Patrice giggled. ‘Touché, madame!’ Patrice becomes more Gallic when he is rattled. ‘But we are an academic publication!’ he added, as though this were the killer argument. ‘We must observe a degree of . . . rigour!’

‘I charge the market rate,’ Doctor Parnell replied, a tad sourly, I felt.

Is this an imaginary market, I thought, but I didn’t say this. Instead, I said, ‘Doctor Parnell, we are not entirely sure that the parameters of your argument would find a ready audience, at least among our readers.’

‘Are you guys for real,’ she said.

At the top right-hand corner of the screen I saw that a new participant was asking to join the conversation. The name at least was familiar. I granted access.

‘Good morning!’ the new arrival said in a cheery, slightly patrician voice.

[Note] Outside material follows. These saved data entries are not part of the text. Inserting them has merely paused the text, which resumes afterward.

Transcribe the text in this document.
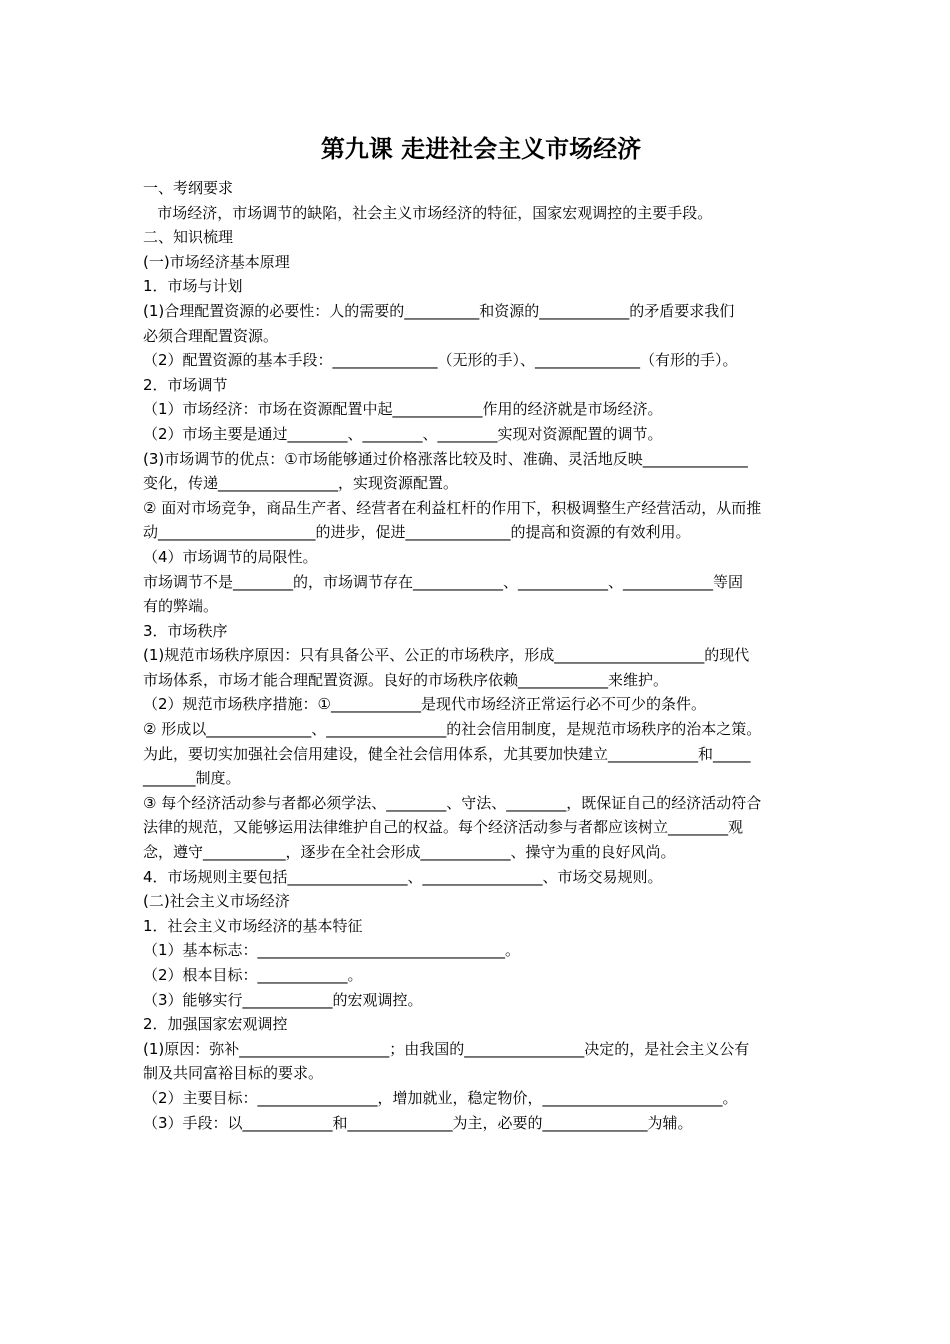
第九课 走进社会主义市场经济
一、考纲要求
市场经济，市场调节的缺陷，社会主义市场经济的特征，国家宏观调控的主要手段。
二、知识梳理
(一)市场经济基本原理
1．市场与计划
(1)合理配置资源的必要性：人的需要的__________和资源的____________的矛盾要求我们
必须合理配置资源。
（2）配置资源的基本手段：______________（无形的手）、______________（有形的手）。
2．市场调节
（1）市场经济：市场在资源配置中起____________作用的经济就是市场经济。
（2）市场主要是通过________、________、________实现对资源配置的调节。
(3)市场调节的优点：①市场能够通过价格涨落比较及时、准确、灵活地反映______________
变化，传递________________，实现资源配置。
② 面对市场竞争，商品生产者、经营者在利益杠杆的作用下，积极调整生产经营活动，从而推
动_____________________的进步，促进______________的提高和资源的有效利用。
（4）市场调节的局限性。
市场调节不是________的，市场调节存在____________、____________、____________等固
有的弊端。
3．市场秩序
(1)规范市场秩序原因：只有具备公平、公正的市场秩序，形成____________________的现代
市场体系，市场才能合理配置资源。良好的市场秩序依赖____________来维护。
（2）规范市场秩序措施：①____________是现代市场经济正常运行必不可少的条件。
② 形成以______________、________________的社会信用制度，是规范市场秩序的治本之策。
为此，要切实加强社会信用建设，健全社会信用体系，尤其要加快建立____________和_____
_______制度。
③ 每个经济活动参与者都必须学法、________、守法、________，既保证自己的经济活动符合
法律的规范，又能够运用法律维护自己的权益。每个经济活动参与者都应该树立________观
念，遵守___________，逐步在全社会形成____________、操守为重的良好风尚。
4．市场规则主要包括________________、________________、市场交易规则。
(二)社会主义市场经济
1．社会主义市场经济的基本特征
（1）基本标志：_________________________________。
（2）根本目标：____________。
（3）能够实行____________的宏观调控。
2．加强国家宏观调控
(1)原因：弥补____________________；由我国的________________决定的，是社会主义公有
制及共同富裕目标的要求。
（2）主要目标：________________，增加就业，稳定物价，________________________。
（3）手段：以____________和______________为主，必要的______________为辅。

‘Who’s this?’ Doctor Parnell asked.

‘Your namesake, I believe,’ I said.

‘Doctor Parnell,’ I continued, addressing the younger of the two doctors. ‘Remind me of your specialist credentials.’

‘It’s all written down in the prospectus – coding, web design, digital marketing,’

‘Quoi?’ Patrice asked. I do not believe I have ever seen him revert so precipitously to his inner Gaul.

‘I believe we are in the wrong conversation,’ I told the tyro online marketing whizz. ‘You are speaking to the editors of “On Lines”, a poetry portal.’

‘Poetry!’ She uttered the word as though it were unsavoury.

‘You liked the Longfellow piece?’ asked the other Doctor Parnell still cheery.

Patrice, I think, would have lingered. He wanted to discuss a marketing plan with the digital doctor, since fate had delivered a rather exotic brand of expertise to our otherwise settled world, but she cut him off and hurried away to locate the people she had been scheduled to speak to.

Such are the perils of business in the age of Zoom.